La diagnostica però rimane un tassello fondamentale per orientare le strategie terapeutiche e se necessario cambiarle: fondamentale infatti la tipizzazione della neoplasia con l’identificazione dei marker molecolari di membrana e l’indagine genetica. "Oltre all’introduzione di terapie innovative, peraltro disponibili per tutti i pazienti campani, è auspicabile un miglioramento nella diagnostica – ha concluso Felicetto Ferrara, Primario della Divisione di Ematologia con trapianto di cellule staminali emopoietiche dell’Azienda Ospedaliera Antonio Cardarelli di Napoli – non sempre, infatti, sul tessuto tumorale vengono effettuate tutte le indagini ormai indispensabili per una moderna diagnostica che può orientare le decisioni terapeutiche. Altro aspetto da considerare è che solo alcuni Centri sono attivamente coinvolti nella sperimentazione clinica di nuovi farmaci che potrebbero offrire alternative terapeutiche a pazienti refrattari o ad alto rischio".

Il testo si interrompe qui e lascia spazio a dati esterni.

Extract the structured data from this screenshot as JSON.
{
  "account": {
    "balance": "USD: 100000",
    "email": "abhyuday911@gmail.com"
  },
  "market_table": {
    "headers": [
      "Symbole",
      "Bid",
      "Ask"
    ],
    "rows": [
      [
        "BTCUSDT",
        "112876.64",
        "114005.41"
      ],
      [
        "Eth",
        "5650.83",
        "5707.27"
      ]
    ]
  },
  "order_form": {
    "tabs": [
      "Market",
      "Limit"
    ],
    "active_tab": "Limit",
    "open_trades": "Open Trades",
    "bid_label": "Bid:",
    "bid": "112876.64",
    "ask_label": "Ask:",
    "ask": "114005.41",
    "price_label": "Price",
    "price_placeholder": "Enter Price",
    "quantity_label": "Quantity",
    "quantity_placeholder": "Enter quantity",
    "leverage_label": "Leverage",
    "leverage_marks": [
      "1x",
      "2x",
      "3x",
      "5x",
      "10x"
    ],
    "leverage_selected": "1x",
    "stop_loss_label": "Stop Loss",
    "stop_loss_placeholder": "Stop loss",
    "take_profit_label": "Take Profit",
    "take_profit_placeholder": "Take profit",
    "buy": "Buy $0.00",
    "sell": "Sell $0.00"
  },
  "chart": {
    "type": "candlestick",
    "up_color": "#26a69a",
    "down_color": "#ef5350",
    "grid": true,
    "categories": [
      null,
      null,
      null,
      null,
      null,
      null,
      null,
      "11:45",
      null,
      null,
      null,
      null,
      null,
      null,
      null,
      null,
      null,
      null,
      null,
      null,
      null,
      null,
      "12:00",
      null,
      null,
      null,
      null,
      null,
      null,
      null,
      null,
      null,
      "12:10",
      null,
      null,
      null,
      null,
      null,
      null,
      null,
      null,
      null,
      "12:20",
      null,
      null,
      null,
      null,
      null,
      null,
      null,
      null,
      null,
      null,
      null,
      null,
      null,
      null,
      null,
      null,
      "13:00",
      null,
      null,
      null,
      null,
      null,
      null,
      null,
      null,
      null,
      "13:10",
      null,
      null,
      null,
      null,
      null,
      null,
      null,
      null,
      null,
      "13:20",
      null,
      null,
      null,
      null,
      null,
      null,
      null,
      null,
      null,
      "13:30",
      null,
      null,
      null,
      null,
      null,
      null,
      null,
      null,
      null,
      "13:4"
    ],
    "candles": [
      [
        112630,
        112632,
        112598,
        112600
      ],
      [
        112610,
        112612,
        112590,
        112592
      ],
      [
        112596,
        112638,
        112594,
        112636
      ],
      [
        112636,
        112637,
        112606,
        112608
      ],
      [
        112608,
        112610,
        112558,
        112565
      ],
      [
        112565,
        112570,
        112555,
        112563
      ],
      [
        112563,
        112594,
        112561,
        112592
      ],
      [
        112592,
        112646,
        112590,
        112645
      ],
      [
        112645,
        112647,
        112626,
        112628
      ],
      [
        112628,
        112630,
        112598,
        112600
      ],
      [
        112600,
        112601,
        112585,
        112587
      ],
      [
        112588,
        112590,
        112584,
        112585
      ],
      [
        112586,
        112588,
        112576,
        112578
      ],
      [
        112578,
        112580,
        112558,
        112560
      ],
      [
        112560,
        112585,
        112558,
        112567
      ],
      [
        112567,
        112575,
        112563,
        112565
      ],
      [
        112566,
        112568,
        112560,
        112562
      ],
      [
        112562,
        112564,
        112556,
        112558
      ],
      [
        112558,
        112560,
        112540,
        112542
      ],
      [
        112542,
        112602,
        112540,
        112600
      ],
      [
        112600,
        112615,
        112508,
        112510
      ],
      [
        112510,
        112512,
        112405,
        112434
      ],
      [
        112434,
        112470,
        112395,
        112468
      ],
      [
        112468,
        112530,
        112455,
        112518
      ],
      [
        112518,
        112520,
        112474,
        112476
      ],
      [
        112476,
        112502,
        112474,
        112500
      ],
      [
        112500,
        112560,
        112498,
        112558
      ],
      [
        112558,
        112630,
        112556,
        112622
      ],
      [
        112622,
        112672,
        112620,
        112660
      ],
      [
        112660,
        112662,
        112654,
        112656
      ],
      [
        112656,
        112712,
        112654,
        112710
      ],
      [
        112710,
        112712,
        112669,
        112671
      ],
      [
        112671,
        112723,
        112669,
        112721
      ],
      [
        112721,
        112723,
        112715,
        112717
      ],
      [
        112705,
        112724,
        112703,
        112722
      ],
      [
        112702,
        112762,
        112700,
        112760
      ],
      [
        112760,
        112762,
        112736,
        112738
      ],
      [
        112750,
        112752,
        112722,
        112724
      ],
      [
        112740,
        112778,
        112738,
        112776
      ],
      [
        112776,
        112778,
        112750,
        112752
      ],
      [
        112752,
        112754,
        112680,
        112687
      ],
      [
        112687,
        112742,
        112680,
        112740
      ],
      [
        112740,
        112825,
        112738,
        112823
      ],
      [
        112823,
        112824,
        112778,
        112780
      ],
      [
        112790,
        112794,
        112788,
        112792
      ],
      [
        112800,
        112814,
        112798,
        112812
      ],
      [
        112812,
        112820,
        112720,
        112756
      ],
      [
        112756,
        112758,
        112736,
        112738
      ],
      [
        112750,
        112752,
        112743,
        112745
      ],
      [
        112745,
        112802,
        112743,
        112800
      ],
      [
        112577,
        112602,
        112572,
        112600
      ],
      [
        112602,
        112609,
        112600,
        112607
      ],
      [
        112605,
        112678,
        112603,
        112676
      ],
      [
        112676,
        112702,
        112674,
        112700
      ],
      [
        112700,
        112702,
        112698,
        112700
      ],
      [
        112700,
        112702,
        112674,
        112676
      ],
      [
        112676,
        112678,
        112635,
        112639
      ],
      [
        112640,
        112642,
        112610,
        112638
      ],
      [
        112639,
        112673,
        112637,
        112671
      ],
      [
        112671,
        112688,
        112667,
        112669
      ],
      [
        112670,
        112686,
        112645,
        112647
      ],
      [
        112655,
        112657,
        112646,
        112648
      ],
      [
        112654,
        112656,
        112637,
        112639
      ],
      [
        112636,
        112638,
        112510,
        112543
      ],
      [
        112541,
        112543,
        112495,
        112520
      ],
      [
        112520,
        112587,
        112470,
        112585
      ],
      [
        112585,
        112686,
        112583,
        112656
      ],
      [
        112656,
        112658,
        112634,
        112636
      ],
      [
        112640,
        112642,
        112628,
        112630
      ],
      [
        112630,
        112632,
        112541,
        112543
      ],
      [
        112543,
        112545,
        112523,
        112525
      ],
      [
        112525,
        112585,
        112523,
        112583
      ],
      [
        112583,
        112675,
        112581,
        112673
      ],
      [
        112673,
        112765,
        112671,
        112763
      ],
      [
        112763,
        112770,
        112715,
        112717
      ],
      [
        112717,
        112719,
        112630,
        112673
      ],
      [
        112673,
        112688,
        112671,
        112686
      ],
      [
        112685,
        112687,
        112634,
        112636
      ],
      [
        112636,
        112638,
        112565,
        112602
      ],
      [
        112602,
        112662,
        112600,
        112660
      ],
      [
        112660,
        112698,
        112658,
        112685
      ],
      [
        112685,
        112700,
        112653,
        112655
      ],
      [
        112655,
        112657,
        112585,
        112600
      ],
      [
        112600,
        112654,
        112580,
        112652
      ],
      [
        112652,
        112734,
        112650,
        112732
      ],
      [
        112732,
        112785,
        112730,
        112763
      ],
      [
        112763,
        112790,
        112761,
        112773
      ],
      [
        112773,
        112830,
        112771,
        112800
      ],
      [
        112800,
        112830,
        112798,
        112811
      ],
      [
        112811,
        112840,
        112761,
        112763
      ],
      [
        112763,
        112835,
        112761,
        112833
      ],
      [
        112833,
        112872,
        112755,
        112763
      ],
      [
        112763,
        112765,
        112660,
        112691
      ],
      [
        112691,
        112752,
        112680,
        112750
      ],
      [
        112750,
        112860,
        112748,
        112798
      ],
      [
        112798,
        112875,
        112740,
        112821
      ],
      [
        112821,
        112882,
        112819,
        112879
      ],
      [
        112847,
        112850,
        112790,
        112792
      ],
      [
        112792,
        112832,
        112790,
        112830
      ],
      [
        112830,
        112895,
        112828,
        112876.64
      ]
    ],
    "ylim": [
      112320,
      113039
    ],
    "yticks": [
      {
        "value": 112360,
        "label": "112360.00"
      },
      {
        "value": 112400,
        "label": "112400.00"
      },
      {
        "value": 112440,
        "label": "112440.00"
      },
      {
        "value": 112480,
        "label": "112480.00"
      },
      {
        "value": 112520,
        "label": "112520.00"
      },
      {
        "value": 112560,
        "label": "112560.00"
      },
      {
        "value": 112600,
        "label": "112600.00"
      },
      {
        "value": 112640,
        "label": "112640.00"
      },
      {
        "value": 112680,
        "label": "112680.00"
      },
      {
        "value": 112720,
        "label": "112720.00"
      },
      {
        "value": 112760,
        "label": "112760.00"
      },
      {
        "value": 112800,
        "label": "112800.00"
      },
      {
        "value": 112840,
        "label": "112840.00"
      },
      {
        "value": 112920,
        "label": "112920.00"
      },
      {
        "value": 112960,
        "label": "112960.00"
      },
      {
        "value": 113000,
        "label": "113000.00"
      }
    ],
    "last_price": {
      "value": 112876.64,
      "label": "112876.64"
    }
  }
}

Una peculiarità dell’Ematologia campana è il grande numero di studi clinici condotti nei tre principali Centri ematologici regionali che consentono ai pazienti arruolati di ricevere il meglio delle terapie disponibili ma, soprattutto, avere a disposizione da subito opzioni terapeutiche innovative.
Le tre eccellenze ematologiche partenopee, l’Università Federico II, l’Ospedale Cardarelli e la Fondazione Pascale, pur con mission diverse, contribuiscono in maniera decisiva a questi avanzamenti con una visione comune: sostenere la centralità del paziente in un circuito virtuoso di innovazione, studi clinici e assistenza globale a vantaggio dei malati e di un accesso omogeneo alla diagnosi e alle terapie farmacologiche più nuove che non può prescindere dalla costituzione di una Rete ancora carente.